WO2004/078674 A describes a method for producing a ceramic honeycomb structure by the extrusion of a moldable ceramic material, drying and sintering, comprising the steps of drying a green body, alternately plugging one or the other end portion of each cell open on both end surfaces, removing a peripheral portion (peripheral wall and part of cell walls) by machining with a lathe after sintering, and coating the exposed peripheral surface with a peripheral layer. WO2004/078674 A describes that a ceramic honeycomb structure thus obtained is free from breakage when canned, and has excellent heat shock resistance.
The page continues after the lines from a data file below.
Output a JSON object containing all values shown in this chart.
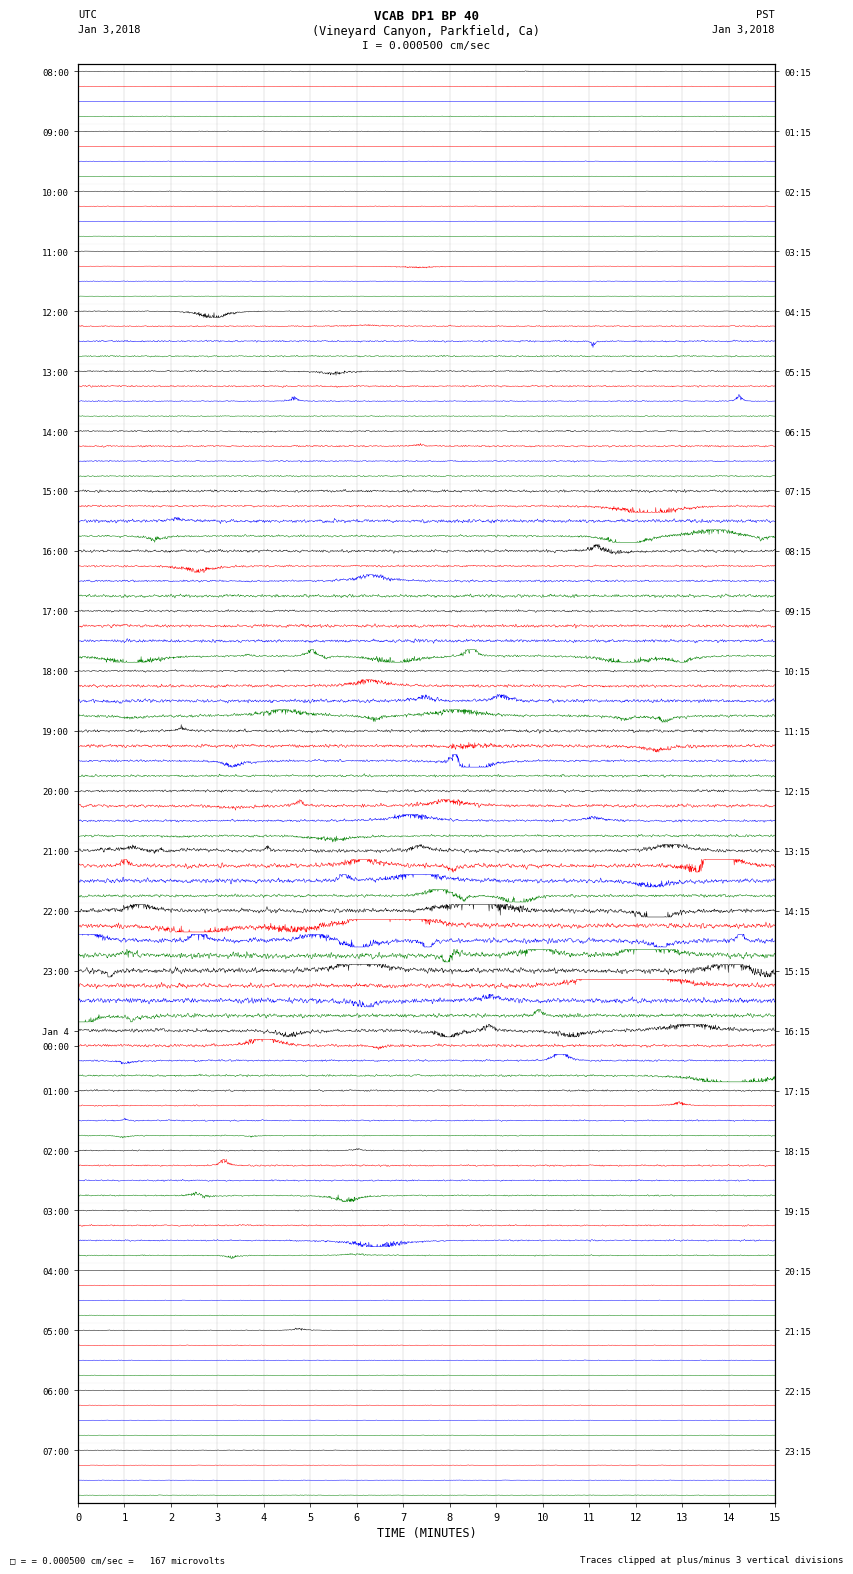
{
  "title_line1": "VCAB DP1 BP 40",
  "title_line2": "(Vineyard Canyon, Parkfield, Ca)",
  "scale_label": "I = 0.000500 cm/sec",
  "utc_label": "UTC",
  "pst_label": "PST",
  "date_left": "Jan 3,2018",
  "date_right": "Jan 3,2018",
  "xlabel": "TIME (MINUTES)",
  "footer_left": "= 0.000500 cm/sec =   167 microvolts",
  "footer_right": "Traces clipped at plus/minus 3 vertical divisions",
  "num_groups": 24,
  "traces_per_group": 4,
  "trace_colors": [
    "black",
    "red",
    "blue",
    "green"
  ],
  "x_ticks": [
    0,
    1,
    2,
    3,
    4,
    5,
    6,
    7,
    8,
    9,
    10,
    11,
    12,
    13,
    14,
    15
  ],
  "left_time_labels": {
    "0": "08:00",
    "4": "09:00",
    "8": "10:00",
    "12": "11:00",
    "16": "12:00",
    "20": "13:00",
    "24": "14:00",
    "28": "15:00",
    "32": "16:00",
    "36": "17:00",
    "40": "18:00",
    "44": "19:00",
    "48": "20:00",
    "52": "21:00",
    "56": "22:00",
    "60": "23:00",
    "64": "Jan 4",
    "65": "00:00",
    "68": "01:00",
    "72": "02:00",
    "76": "03:00",
    "80": "04:00",
    "84": "05:00",
    "88": "06:00",
    "92": "07:00"
  },
  "right_time_labels": {
    "0": "00:15",
    "4": "01:15",
    "8": "02:15",
    "12": "03:15",
    "16": "04:15",
    "20": "05:15",
    "24": "06:15",
    "28": "07:15",
    "32": "08:15",
    "36": "09:15",
    "40": "10:15",
    "44": "11:15",
    "48": "12:15",
    "52": "13:15",
    "56": "14:15",
    "60": "15:15",
    "64": "16:15",
    "68": "17:15",
    "72": "18:15",
    "76": "19:15",
    "80": "20:15",
    "84": "21:15",
    "88": "22:15",
    "92": "23:15"
  },
  "active_rows": [
    28,
    29,
    30,
    31,
    32,
    33,
    34,
    35,
    36,
    37,
    38,
    39,
    40,
    41,
    42,
    43,
    44,
    45,
    46,
    47,
    48,
    49,
    50,
    51,
    52,
    53,
    54,
    55,
    56,
    57,
    58,
    59,
    60,
    61,
    62,
    63,
    64,
    65,
    66,
    67
  ],
  "very_active_rows": [
    52,
    53,
    54,
    55,
    56,
    57,
    58,
    59,
    60,
    61,
    62,
    63
  ],
  "moderate_rows": [
    16,
    17,
    18,
    19,
    20,
    21,
    22,
    23,
    24,
    25,
    26,
    27,
    68,
    69,
    70,
    71,
    72,
    73,
    74,
    75,
    76,
    77,
    78,
    79
  ],
  "quiet_rows": [
    0,
    1,
    2,
    3,
    4,
    5,
    6,
    7,
    8,
    9,
    10,
    11,
    12,
    13,
    14,
    15,
    80,
    81,
    82,
    83,
    84,
    85,
    86,
    87,
    88,
    89,
    90,
    91,
    92,
    93,
    94,
    95
  ]
}
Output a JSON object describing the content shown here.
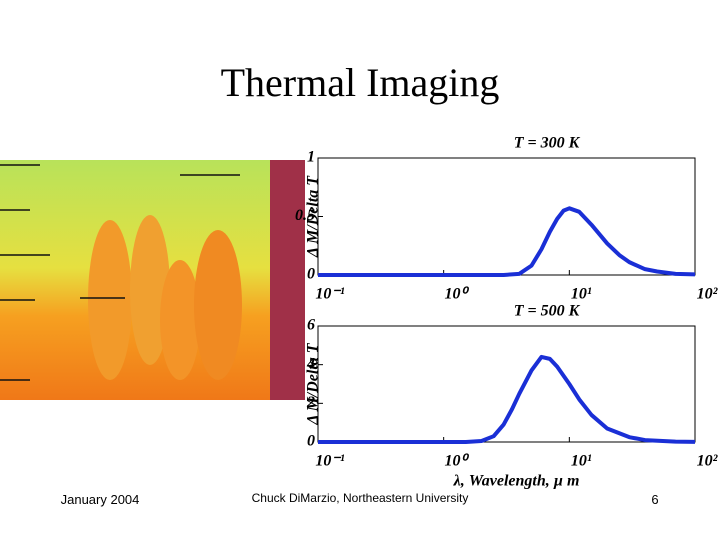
{
  "slide": {
    "title": "Thermal Imaging",
    "footer_left": "January 2004",
    "footer_center": "Chuck DiMarzio, Northeastern University",
    "page_number": "6"
  },
  "chart_data": [
    {
      "type": "line",
      "title": "T = 300 K",
      "y_label": "Δ M/Delta T",
      "log_x": true,
      "xlim": [
        0.1,
        100
      ],
      "ylim": [
        0,
        1
      ],
      "xticks": [
        {
          "value": 0.1,
          "label": "10⁻¹"
        },
        {
          "value": 1,
          "label": "10⁰"
        },
        {
          "value": 10,
          "label": "10¹"
        },
        {
          "value": 100,
          "label": "10²"
        }
      ],
      "yticks": [
        0,
        0.5,
        1
      ],
      "x": [
        0.1,
        1,
        2,
        3,
        4,
        5,
        6,
        7,
        8,
        9,
        10,
        12,
        15,
        20,
        25,
        30,
        40,
        50,
        70,
        100
      ],
      "series": [
        {
          "color": "#1a2fd6",
          "values": [
            0,
            0,
            0,
            0,
            0.01,
            0.08,
            0.22,
            0.37,
            0.48,
            0.55,
            0.57,
            0.54,
            0.43,
            0.27,
            0.17,
            0.11,
            0.05,
            0.03,
            0.01,
            0.005
          ]
        }
      ]
    },
    {
      "type": "line",
      "title": "T = 500 K",
      "y_label": "Δ M/Delta T",
      "x_label": "λ, Wavelength, µ m",
      "log_x": true,
      "xlim": [
        0.1,
        100
      ],
      "ylim": [
        0,
        6
      ],
      "xticks": [
        {
          "value": 0.1,
          "label": "10⁻¹"
        },
        {
          "value": 1,
          "label": "10⁰"
        },
        {
          "value": 10,
          "label": "10¹"
        },
        {
          "value": 100,
          "label": "10²"
        }
      ],
      "yticks": [
        0,
        2,
        4,
        6
      ],
      "x": [
        0.1,
        1,
        1.5,
        2,
        2.5,
        3,
        3.5,
        4,
        5,
        6,
        7,
        8,
        10,
        12,
        15,
        20,
        30,
        40,
        70,
        100
      ],
      "series": [
        {
          "color": "#1a2fd6",
          "values": [
            0,
            0,
            0,
            0.05,
            0.3,
            0.9,
            1.7,
            2.5,
            3.7,
            4.4,
            4.3,
            3.9,
            3.0,
            2.2,
            1.4,
            0.7,
            0.25,
            0.1,
            0.02,
            0.005
          ]
        }
      ]
    }
  ]
}
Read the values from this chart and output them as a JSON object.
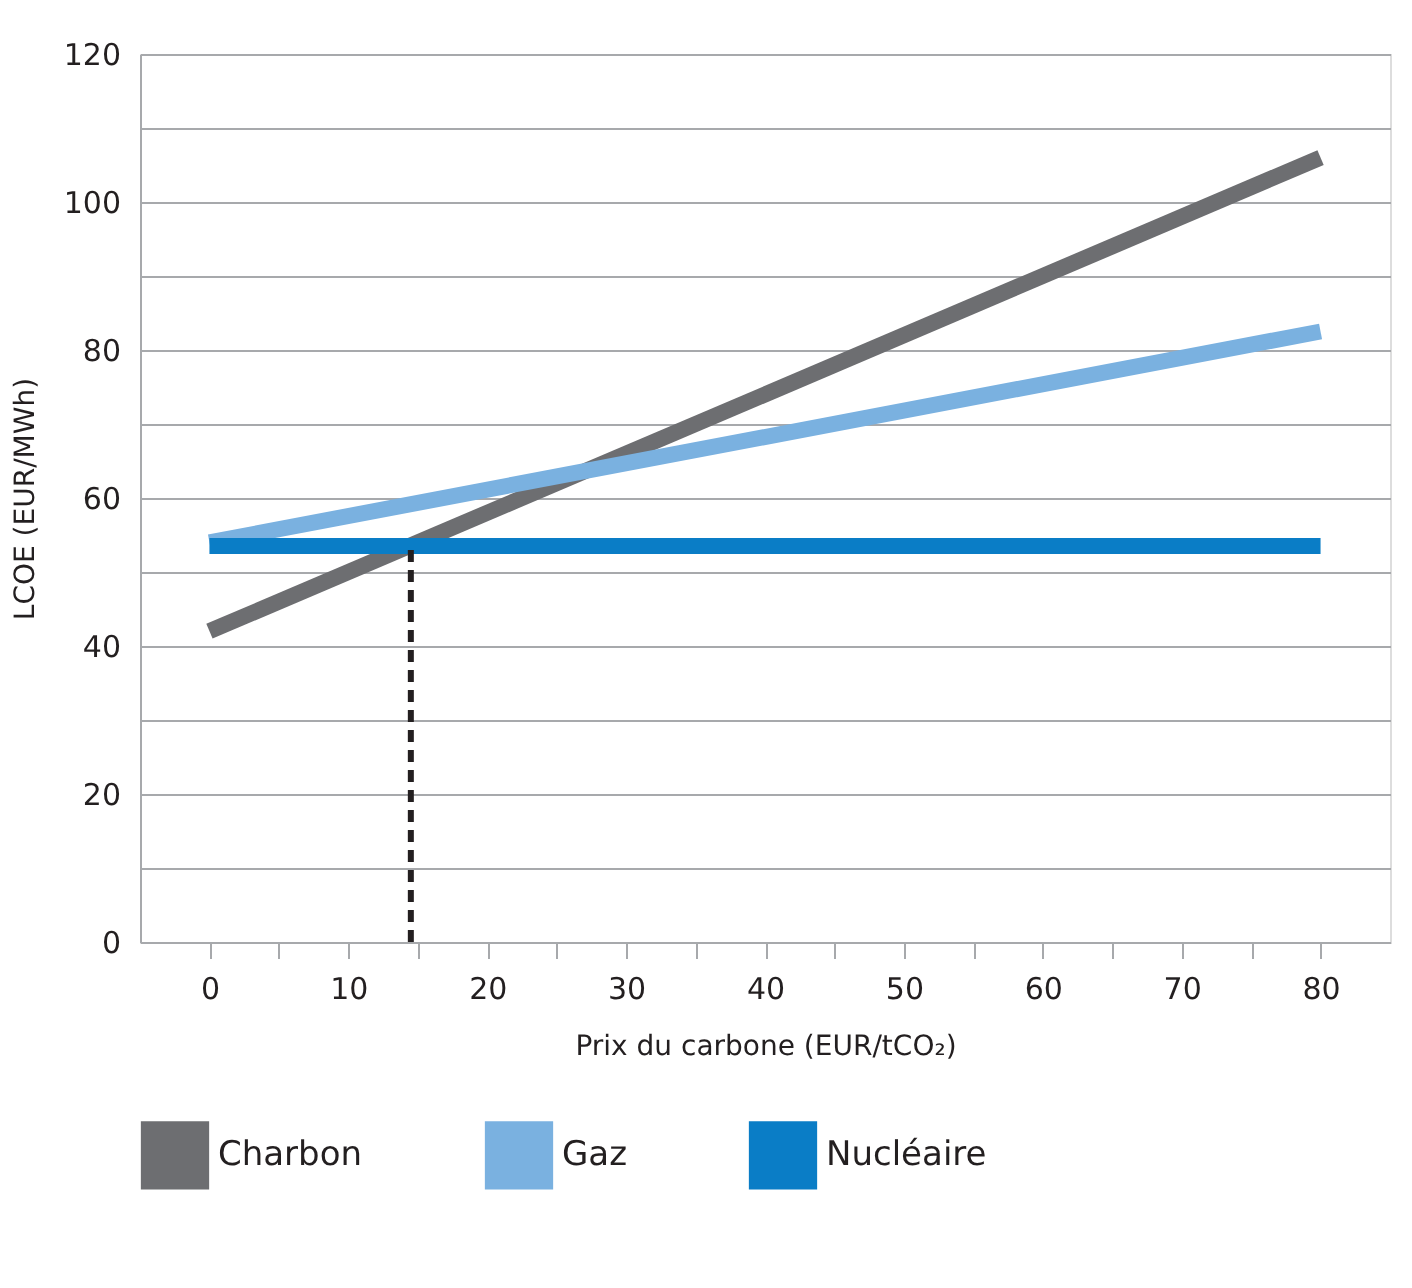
{
  "chart_data": {
    "type": "line",
    "xlabel": "Prix du carbone (EUR/tCO₂)",
    "ylabel": "LCOE (EUR/MWh)",
    "xlim": [
      -5,
      85
    ],
    "xticks": [
      0,
      {
        "value": 5,
        "label": null
      },
      10,
      {
        "value": 15,
        "label": null
      },
      20,
      {
        "value": 25,
        "label": null
      },
      30,
      {
        "value": 35,
        "label": null
      },
      40,
      {
        "value": 45,
        "label": null
      },
      50,
      {
        "value": 55,
        "label": null
      },
      60,
      {
        "value": 65,
        "label": null
      },
      70,
      {
        "value": 75,
        "label": null
      },
      80
    ],
    "ylim": [
      0,
      120
    ],
    "yticks": [
      0,
      {
        "value": 10,
        "label": null
      },
      20,
      {
        "value": 30,
        "label": null
      },
      40,
      {
        "value": 50,
        "label": null
      },
      60,
      {
        "value": 70,
        "label": null
      },
      80,
      {
        "value": 90,
        "label": null
      },
      100,
      {
        "value": 110,
        "label": null
      },
      120
    ],
    "grid": "y",
    "legend": "bottom",
    "line_style": "solid",
    "marker": "none",
    "series": [
      {
        "name": "Charbon",
        "color": "#6d6e71",
        "x": [
          0,
          80
        ],
        "values": [
          42,
          106
        ]
      },
      {
        "name": "Gaz",
        "color": "#7ab1e0",
        "x": [
          0,
          80
        ],
        "values": [
          54,
          82.5
        ]
      },
      {
        "name": "Nucléaire",
        "color": "#0a7dc6",
        "x": [
          0,
          80
        ],
        "values": [
          53.5,
          53.5
        ]
      },
      {
        "color": "#231f20",
        "x": [
          14.5,
          14.5
        ],
        "values": [
          0,
          53.5
        ],
        "line_style": "dashed"
      }
    ]
  }
}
Though JP 2004-148791 A and WO 2004/078674 A describe a step of machining a peripheral portion of a ceramic honeycomb body by a lathe in the production of a ceramic honeycomb structure, they fail to describe detailed machining conditions. Generally, when a peripheral portion of a cylindrical body such as a ceramic honeycomb body is machined, one end portion 19 of a ceramic honeycomb body 10 is fixed to a lathe 90 with a chuck 91 as shown in FIG. 12(a), a peripheral portion 12 (hatched portion) is removed, and the end portion 19 not machined because of chucking is then cut off at a position A shown by the dotted line in FIG. 12(b), providing a ceramic honeycomb body of a predetermined length.
However, a ceramic honeycomb body used for cleaning an exhaust gas generally has a cell structure constituted by porous cell walls, with low strength because of high porosity. Accordingly, when its peripheral portion is removed by machining in a chucked state, a chucked portion of the ceramic honeycomb body may be broken by a load during machining. Particularly a high-porosity honeycomb body is more easily broken because of lower strength. Also, when the ceramic honeycomb body is sintered, its strength is reduced because a binder is removed from the green body, breakage occurs more easily. Further, when the ceramic honeycomb body is chucked for machining, a portion not machined because of chucking should be cut off, resulting in a low yield.